Willicher Robbin Bot liegt weiter auf Bronze-Kurs

Zuversichtlich darf auch Robbin Bot (Willich) nach seinem Erfolg im „Preis von Joure“ Richtung Jahresende schielen. Der aktuell auf Rang drei des Berufsfahrer-Championats liegende gebürtige Niederländer punktete mit dem zuvor zweimal fehlerhaften Key West Newport und verteidigte damit seinen Vier-Punkte-Vorsprung vor Josef Franzl, der am Vormittag in Straubing den 66. Saisonsieg unter Dach und Fach gebracht hatte.

Vor diesem Hintergrund dürfte auch die Niederlage im einleitenden „Preis von Emmeloord“ gegen Stiefbruder Erwin für Robbin Bot besser zu verkraften sein. Robbin machte sich hier mit Velten von Polly nach rund 900 Metern um die Führung verdient und schien bis Mitte des Zieleinlaufs auch den Sieg nach Hause zu bringen, konnte Fehler dann jedoch nicht vermeiden, als Amon Wise As aus dem Rücken heraus den Druck sukzessive erhöhte.

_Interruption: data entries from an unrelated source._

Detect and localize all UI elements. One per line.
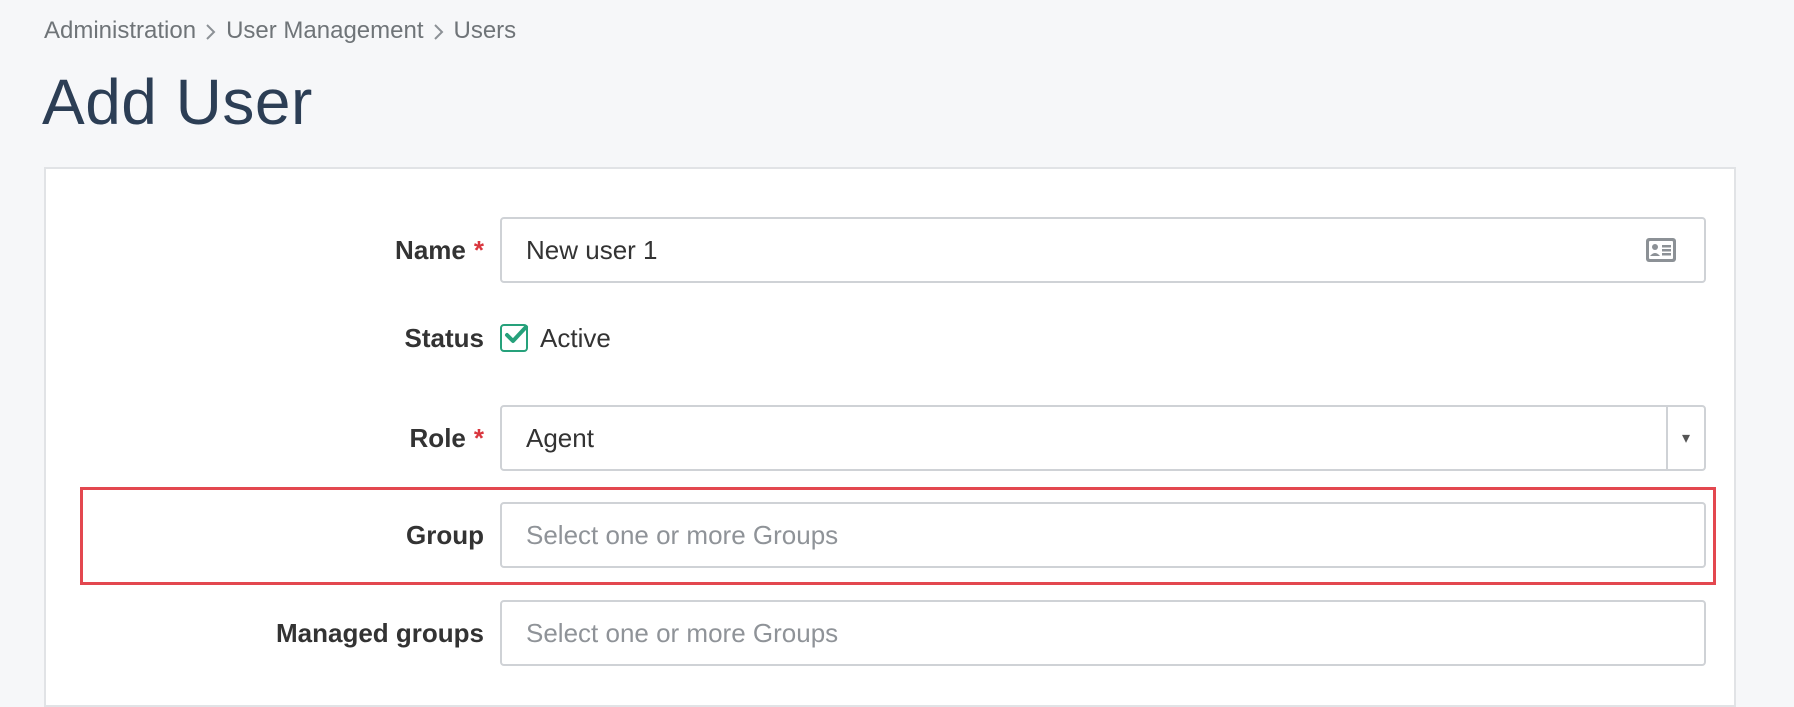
managed-groups-input[interactable] <box>502 602 1704 664</box>
active-checkbox-label[interactable]: Active <box>540 323 611 354</box>
checkmark-icon <box>505 325 528 343</box>
group-field[interactable] <box>500 502 1706 568</box>
required-marker: * <box>473 422 484 453</box>
breadcrumb-item-administration[interactable]: Administration <box>44 14 196 48</box>
page-title: Add User <box>42 66 313 138</box>
status-row: Status Active <box>46 305 1738 371</box>
group-input[interactable] <box>502 504 1704 566</box>
required-marker: * <box>473 234 484 265</box>
role-label: Role * <box>409 422 484 453</box>
contact-card-icon[interactable] <box>1644 236 1678 264</box>
managed-groups-row: Managed groups <box>46 600 1738 666</box>
add-user-form-panel: Name * Status <box>44 167 1736 707</box>
name-row: Name * <box>46 217 1738 283</box>
active-checkbox-wrapper[interactable]: Active <box>500 305 611 371</box>
role-select[interactable]: Agent ▾ <box>500 405 1706 471</box>
chevron-right-icon <box>424 14 454 48</box>
group-row: Group <box>46 502 1738 568</box>
name-field[interactable] <box>500 217 1706 283</box>
breadcrumb-item-users[interactable]: Users <box>454 14 517 48</box>
breadcrumb: Administration User Management Users <box>44 14 516 48</box>
status-label: Status <box>404 322 484 353</box>
chevron-right-icon <box>196 14 226 48</box>
managed-groups-label: Managed groups <box>275 617 484 648</box>
group-label: Group <box>406 519 484 550</box>
name-input[interactable] <box>502 219 1644 281</box>
breadcrumb-item-user-management[interactable]: User Management <box>226 14 423 48</box>
role-row: Role * Agent ▾ <box>46 405 1738 471</box>
chevron-down-icon[interactable]: ▾ <box>1666 407 1704 469</box>
managed-groups-field[interactable] <box>500 600 1706 666</box>
role-selected-value[interactable]: Agent <box>502 423 1666 454</box>
active-checkbox[interactable] <box>500 324 528 352</box>
name-label: Name * <box>395 234 484 265</box>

Der Gerrits-Traber machte damit seinen vierten Jahreserfolg perfekt.

Bei insgesamt sieben Prüfungen, die übrigens zeitgleich mit dem DFB-Pokal-Spiel des Fußball-Bundesligisten FC Schalke 04 gegen den Südwest-Regionalligisten SSV Ulm 1846 Fußball (3:1) in der Gelsenkirchener Arena über die Bühne gingen, verzeichnete der Rennveranstalter einen Wettumsatz von 39.668 Euro (nur Außenwette). Das entspricht einem Schnitt von 5.666 Euro pro Rennen.

Der nächste Gelsenkirchener Renntag findet bereits am 2. Weihnachtstag mit zehn Rennen ab 13.45 Uhr statt. Beim traditionellen „Traben unterm Tannenbaum“, diesmal allerdings wegen der Auswirkungen der Corona-Pandemie ohne Publikum, bietet Gelsentrab den Wettern unter anderem Garantie-Auszahlungen in einer Gesamthöhe von 20.000 Euro.